Force required to negate vertical acceleration with friction

[Obliv]

Homework Statement

Two blocks m (16kg) and M (88kg) are as shown in the figure. If the co-efficient of friction b/w the blocks is 0.38 but the surface beneath the block is frictionless, what is the minimum force required to hold m against M?

Homework Equations

F_net = ma
F_s = μ_s*F_a

The Attempt at a Solution

By using this equation for m F_nety = mg - F_s = 0
One can find the force required F_req = (16*9.8) / μ_s to be 412.63N

From there I have read that because that is the force required on m on M, it is not the required applied force on the system. That comes out to be around ~487N using proportions. How is this part solved formally? Please be as formal as possible because I want to get this concept down fundamentally.
Thank you very much.

(side question regarding the concept of force transferring through a system of mass like this one: Say there was a basketball in space weighing 5kg. If you applied a force of 10N on it alone, it would accelerate at 2m/s². If the basketball was connected, by a nearly massless rigid rod that extended millions of miles, to a rock weighing 5000kg, and you pushed on the basketball with 10N, would its acceleration ever change or would it be 10N/5005kg from beginning to end?)

 

[SammyS]

Homework Statement

Two blocks m (16kg) and M (88kg) are as shown in the figure. If the co-efficient of friction b/w the blocks is 0.38 but the surface beneath the block is frictionless, what is the minimum force required to hold m against M?

Homework Equations

F_net = ma
F_s = μ_s*F_a

The Attempt at a Solution

By using this equation for m F_nety = mg - F_s = 0
One can find the force required F_req = (16*9.8) / μ_s to be 412.63N

From there I have read that because that is the force required on m on M, it is not the required applied force on the system. That comes out to be around ~487N using proportions. How is this part solved formally? Please be as formal as possible because I want to get this concept down fundamentally.
Thank you very much.

(side question regarding the concept of force transferring through a system of mass like this one: Say there was a basketball in space weighing 5kg. If you applied a force of 10N on it alone, it would accelerate at 2m/s². If the basketball was connected, by a nearly massless rigid rod that extended millions of miles, to a rock weighing 5000kg, and you pushed on the basketball with 10N, would its acceleration ever change or would it be 10N/5005kg from beginning to end?)

It's generally recommended for problems such as this, to sketch an FBD (free body diagram) for each mass (object) involved.

What you have labeled as F_{net y} is actually the minimum normal force required, between m and M, so that m doesn't slide down.

 

[Obliv]

Well it's also the net force on m in the y-direction is it not? I thought the only forces acting on m are gravity and the static force of friction through the applied force.
FBD I drew quickly. That is what I see visually along with the image. F_a is equal in both FBD's, correct?

 

[haruspex]

What you have labeled as F_{net y} is actually the minimum normal force required, between m and M, so that m doesn't slide down.

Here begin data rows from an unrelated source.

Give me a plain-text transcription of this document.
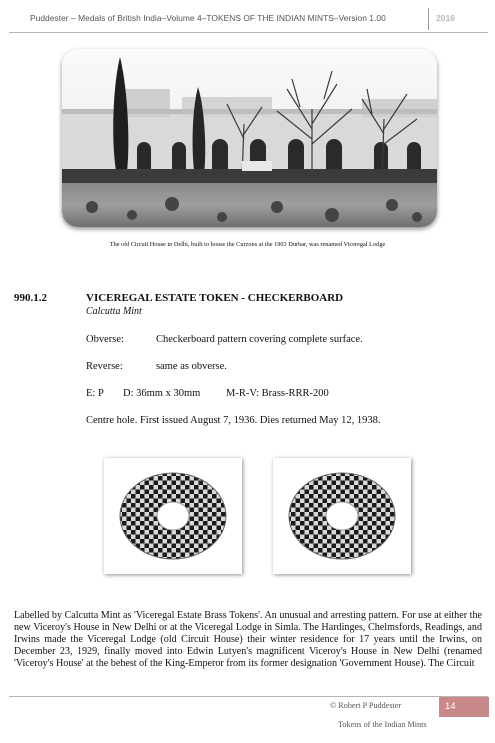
Puddester – Medals of British India–Volume 4–TOKENS OF THE INDIAN MINTS–Version 1.00	2016
The old Circuit House in Delhi, built to house the Curzons at the 1903 Durbar, was renamed Viceregal Lodge
990.1.2	VICEREGAL ESTATE TOKEN - CHECKERBOARD
Calcutta Mint
Obverse:	Checkerboard pattern covering complete surface.
Reverse:	same as obverse.
E: P D: 36mm x 30mm M-R-V: Brass-RRR-200
Centre hole. First issued August 7, 1936. Dies returned May 12, 1938.
Labelled by Calcutta Mint as 'Viceregal Estate Brass Tokens'. An unusual and arresting pattern. For use at either the new Viceroy's House in New Delhi or at the Viceregal Lodge in Simla. The Hardinges, Chelmsfords, Readings, and Irwins made the Viceregal Lodge (old Circuit House) their winter residence for 17 years until the Irwins, on December 23, 1929, finally moved into Edwin Lutyen's magnificent Viceroy's House in New Delhi (renamed 'Viceroy's House' at the behest of the King-Emperor from its former designation 'Government House). The Circuit
© Robert P Puddester	14
Tokens of the Indian Mints
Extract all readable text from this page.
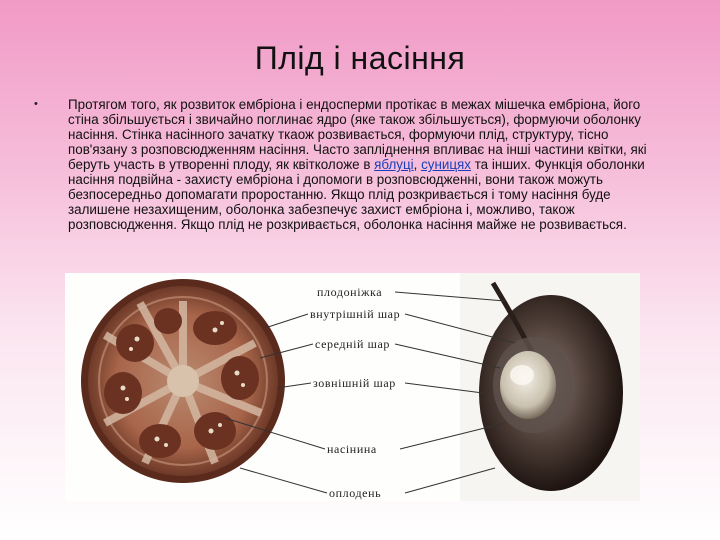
Плід і насіння
• Протягом того, як розвиток ембріона і ендосперми протікає в межах мішечка ембріона, його стіна збільшується і звичайно поглинає ядро (яке також збільшується), формуючи оболонку насіння. Стінка насінного зачатку ткаож розвивається, формуючи плід, структуру, тісно пов'язану з розповсюдженням насіння. Часто запліднення впливає на інші частини квітки, які беруть участь в утворенні плоду, як квітколоже в яблуці, суницях та інших. Функція оболонки насіння подвійна - захисту ембріона і допомоги в розповсюдженні, вони також можуть безпосередньо допомагати проростанню. Якщо плід розкривається і тому насіння буде залишене незахищеним, оболонка забезпечує захист ембріона і, можливо, також розповсюдження. Якщо плід не розкривається, оболонка насіння майже не розвивається.
плодоніжка
внутрішній шар
середній шар
зовнішній шар
насінина
оплодень
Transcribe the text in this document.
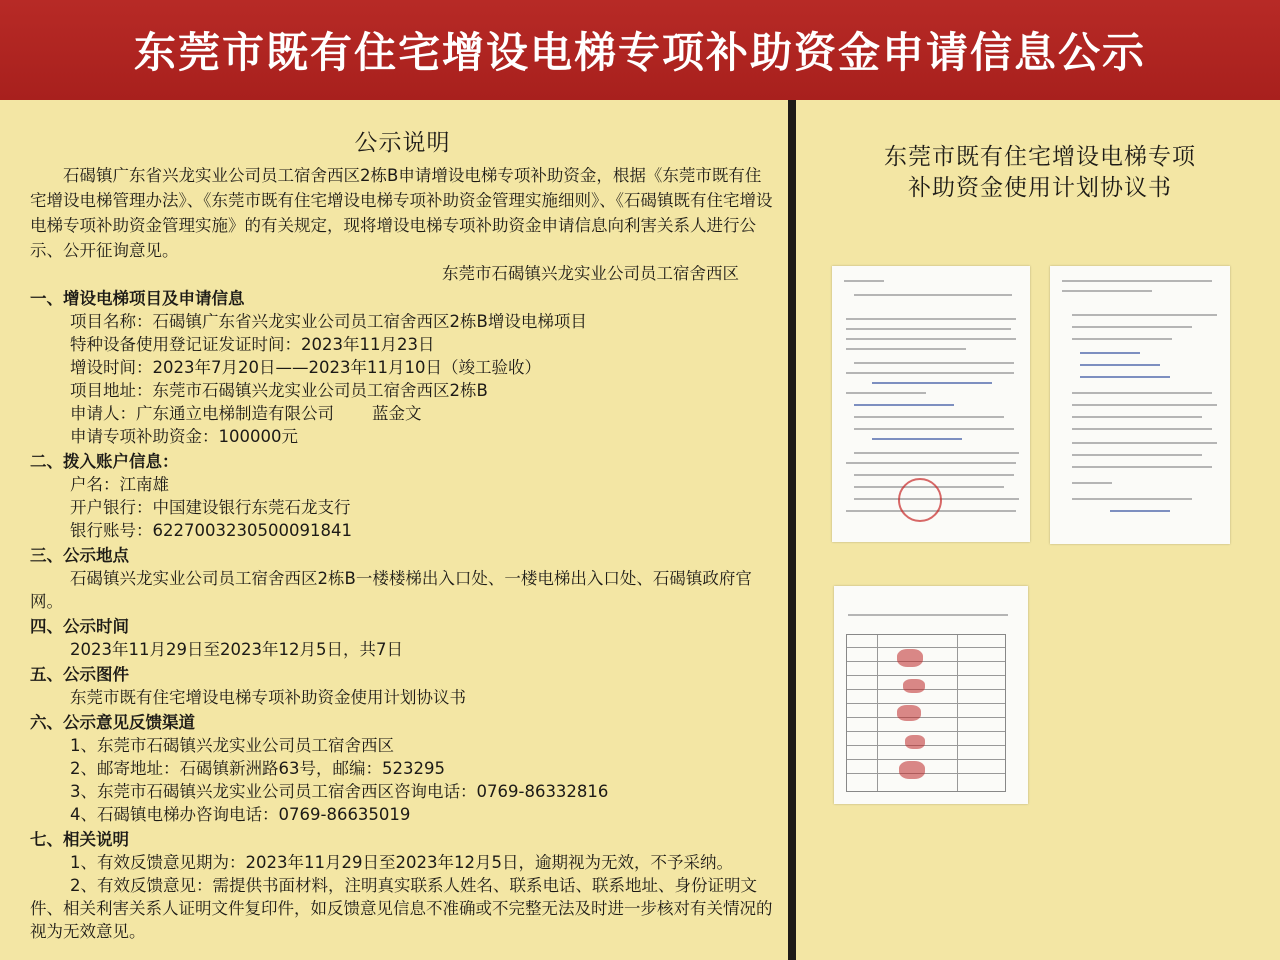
东莞市既有住宅增设电梯专项补助资金申请信息公示
公示说明

石碣镇广东省兴龙实业公司员工宿舍西区2栋B申请增设电梯专项补助资金，根据《东莞市既有住宅增设电梯管理办法》、《东莞市既有住宅增设电梯专项补助资金管理实施细则》、《石碣镇既有住宅增设电梯专项补助资金管理实施》的有关规定，现将增设电梯专项补助资金申请信息向利害关系人进行公示、公开征询意见。

东莞市石碣镇兴龙实业公司员工宿舍西区

一、增设电梯项目及申请信息

项目名称：石碣镇广东省兴龙实业公司员工宿舍西区2栋B增设电梯项目

特种设备使用登记证发证时间：2023年11月23日

增设时间：2023年7月20日——2023年11月10日（竣工验收）

项目地址：东莞市石碣镇兴龙实业公司员工宿舍西区2栋B

申请人：广东通立电梯制造有限公司 蓝金文

申请专项补助资金：100000元

二、拨入账户信息：

户名：江南雄

开户银行：中国建设银行东莞石龙支行

银行账号：6227003230500091841

三、公示地点

石碣镇兴龙实业公司员工宿舍西区2栋B一楼楼梯出入口处、一楼电梯出入口处、石碣镇政府官网。

四、公示时间

2023年11月29日至2023年12月5日，共7日

五、公示图件

东莞市既有住宅增设电梯专项补助资金使用计划协议书

六、公示意见反馈渠道

1、东莞市石碣镇兴龙实业公司员工宿舍西区

2、邮寄地址：石碣镇新洲路63号，邮编：523295

3、东莞市石碣镇兴龙实业公司员工宿舍西区咨询电话：0769-86332816

4、石碣镇电梯办咨询电话：0769-86635019

七、相关说明

1、有效反馈意见期为：2023年11月29日至2023年12月5日，逾期视为无效，不予采纳。

2、有效反馈意见：需提供书面材料，注明真实联系人姓名、联系电话、联系地址、身份证明文件、相关利害关系人证明文件复印件，如反馈意见信息不准确或不完整无法及时进一步核对有关情况的视为无效意见。

东莞市既有住宅增设电梯专项
补助资金使用计划协议书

You mean, what is labelled F_req is the minimum normal force, yes?
Obliv, what is the relationship between the normal force and F? What is the relationship between the normal force and M?

 

[Biker]

What you have missed is the contact force effect on mass M, When you push something it moves. You have to add to that force the required force to make the two objects get the same acceleration.

A great place to understand fcontact is http://www.physicsclassroom.com/class/newtlaws/lesson-3/double-trouble
When you push an objects it pushes back with the same force as an attempt to move it (Newton third law). So when you treat each object individually there should be a force acting leftward which in your case you will treat it as N ( Us * N)
So the force overall should be:
F - n = m a

Now after you figure things out you will end up with the answer.

 

[Obliv]

What you have missed is the contact force effect on mass M, When you push something it moves. You have to add to that force the required force to make the two objects get the same acceleration.

A great place to understand fcontact is http://www.physicsclassroom.com/class/newtlaws/lesson-3/double-trouble
When you push an objects it pushes back with the same force as an attempt to move it (Newton third law). So when you treat each object individually there should be a force acting leftward which in your case you will treat it as N ( Us * N)
So the force overall should be:
F - n = m a

Now after you figure things out you will end up with the answer.

Thank you for that link. For some reason, Newton's third law did not occur to me.
for m -> F_net = ma = F_A - F_C (contact force)
for M -> F_net = Ma = F_c
for m in y-direction -> F_net = ma_y = F_s - mg = 0
F_s = μ_sF_C = mg
F_C = 412.63

Plugging the value of F_C back into the net force equation for M yields a = 4.688m/s² and using this information
F_net = (16)(4.688) = F_A - 412.63
F_A = 487.65N

I finally get it :)